If you define "bug" to mean "unexpected undocumented behaviour", as Knuth seems to, then it's not surprising that there have been very few bugs claimed, since TeX is so very well documented.
But most people -- and certainly the majority of open source projects these days -- define "bug" as "undesirable behaviour"; and by that standards, TeX is chock full of bugs. To pick a couple of obvious examples, incorrect handling of ASCII 0x22 quotation marks, and treating "etc." as the end of a sentence. These aren't "bugs" to Knuth since the incorrect behavious is well documented, but by many people's standards they are.
What's purple and commutes? An Abelian grape.
No offence meant, but I think your preconceptions may be clouding your judgement here.
You claim that today's programming field is not about clever tricks and fast algorithms. I claim that if more people understood these old-fashioned concepts, we would have much better software today. For a start, anyone developing those "libraries implemented by specialists" you mentioned had better be very good, since a lot of other people's code is going to depend on them. Having worked in groups that develop various kinds of library, I can assure you that a little more general programming knowledge about clever tricks and fast algorithms wouldn't go amiss.
You claim that today's programming field is about big systems with many programmers. I claim that this is because management and technical leadership in most places isn't competent enough to divide up a big system in modular fashion and allow smaller, more flexible teams to solve the little problems before multiplying them all up to solve the big ones. Instead, the guys at the top tend to reduce all problems to the least common denominator, "throw enough people at it and we'll win eventually" philosophy. This explains how a small company with a few dozen employees can produce software that is better in every way than the competing offering from a larger company with hundreds of developers. You don't even need to have a dew dozen genius programmers; you just need to understand the concept that there are O(n^2) lines of communication between n individuals working in a single large team, but if your project is divided hierarchically then logarithms start coming into play, and if you can split a problem into several properly independent smaller ones this becomes a constant factor overhead. This elementary mathematics seems to be beyond a lot of senior management in the software business, and that has far more to do with the need to build monolithic systems maintained by zillions of developers than any actual project requirements do.

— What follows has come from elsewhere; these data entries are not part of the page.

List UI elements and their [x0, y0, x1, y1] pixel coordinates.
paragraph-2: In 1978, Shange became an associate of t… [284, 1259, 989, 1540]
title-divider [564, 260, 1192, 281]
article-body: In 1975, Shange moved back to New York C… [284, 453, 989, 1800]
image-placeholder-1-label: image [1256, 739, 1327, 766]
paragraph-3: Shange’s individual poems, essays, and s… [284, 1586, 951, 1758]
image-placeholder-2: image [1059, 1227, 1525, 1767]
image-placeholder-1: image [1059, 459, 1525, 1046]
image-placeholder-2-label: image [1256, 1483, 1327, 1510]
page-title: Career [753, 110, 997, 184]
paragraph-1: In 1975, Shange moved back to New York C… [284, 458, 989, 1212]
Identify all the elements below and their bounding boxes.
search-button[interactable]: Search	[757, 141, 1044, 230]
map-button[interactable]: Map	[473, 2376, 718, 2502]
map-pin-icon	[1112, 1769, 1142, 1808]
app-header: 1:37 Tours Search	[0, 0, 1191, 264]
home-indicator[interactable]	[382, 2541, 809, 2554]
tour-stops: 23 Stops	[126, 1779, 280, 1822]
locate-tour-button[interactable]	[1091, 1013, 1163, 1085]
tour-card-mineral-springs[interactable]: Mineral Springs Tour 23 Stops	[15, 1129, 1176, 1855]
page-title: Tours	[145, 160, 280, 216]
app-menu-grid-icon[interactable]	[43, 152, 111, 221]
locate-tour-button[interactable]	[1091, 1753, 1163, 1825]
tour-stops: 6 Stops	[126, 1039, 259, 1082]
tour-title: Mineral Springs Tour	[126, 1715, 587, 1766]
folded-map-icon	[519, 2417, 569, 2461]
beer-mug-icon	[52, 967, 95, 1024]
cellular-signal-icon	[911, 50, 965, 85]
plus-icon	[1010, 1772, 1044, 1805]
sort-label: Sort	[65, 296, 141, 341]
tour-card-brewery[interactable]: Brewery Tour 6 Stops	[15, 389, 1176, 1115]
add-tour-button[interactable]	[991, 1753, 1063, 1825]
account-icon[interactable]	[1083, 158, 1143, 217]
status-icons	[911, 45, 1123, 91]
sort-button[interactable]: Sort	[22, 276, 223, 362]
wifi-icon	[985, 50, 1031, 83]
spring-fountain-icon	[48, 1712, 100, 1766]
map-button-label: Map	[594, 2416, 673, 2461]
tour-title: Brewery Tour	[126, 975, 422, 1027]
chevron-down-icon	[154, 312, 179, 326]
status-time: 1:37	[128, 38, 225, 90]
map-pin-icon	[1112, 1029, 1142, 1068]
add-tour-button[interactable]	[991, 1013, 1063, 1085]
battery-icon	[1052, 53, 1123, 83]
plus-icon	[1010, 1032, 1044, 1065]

If you disagree, post your argument. (-1, Overrated) isn't your personal censorship tool for views you don't like.
One would hope that you get to the final system design by iterative prototyping, which you then clean up, refactor, and rewrite into a nice codebase that doesn't have the evolved and iterative cruft, and is suitably documented (it's this last step where literate programming an come, though you can introduce some incrementally as modules and subsystems get frozen and rewritten). Who knows, maybe you do just ship the first thing you can get to work. What I do know is that in the business world where time is money, the clean well documented final version is going to involve a lot less time (and hence a lot less money) to maintain and debug and patch. And what if I want a new version next year? Well I would certainly prefer to have a clean readable well documented codebase to work from than "whatever worked" code. Maybe that's just me though. Different people work differently, and I'm sure you do what works best for you.
Craft Beer Programming T-shirts
I've never seen any interesting and useful software that is ever "finished". You always need to add and change things, and there is always far more functionality wanted than you can produce.
If you clean up and refactor as you go, rather than at "the end", what you have described is Agile/XP development.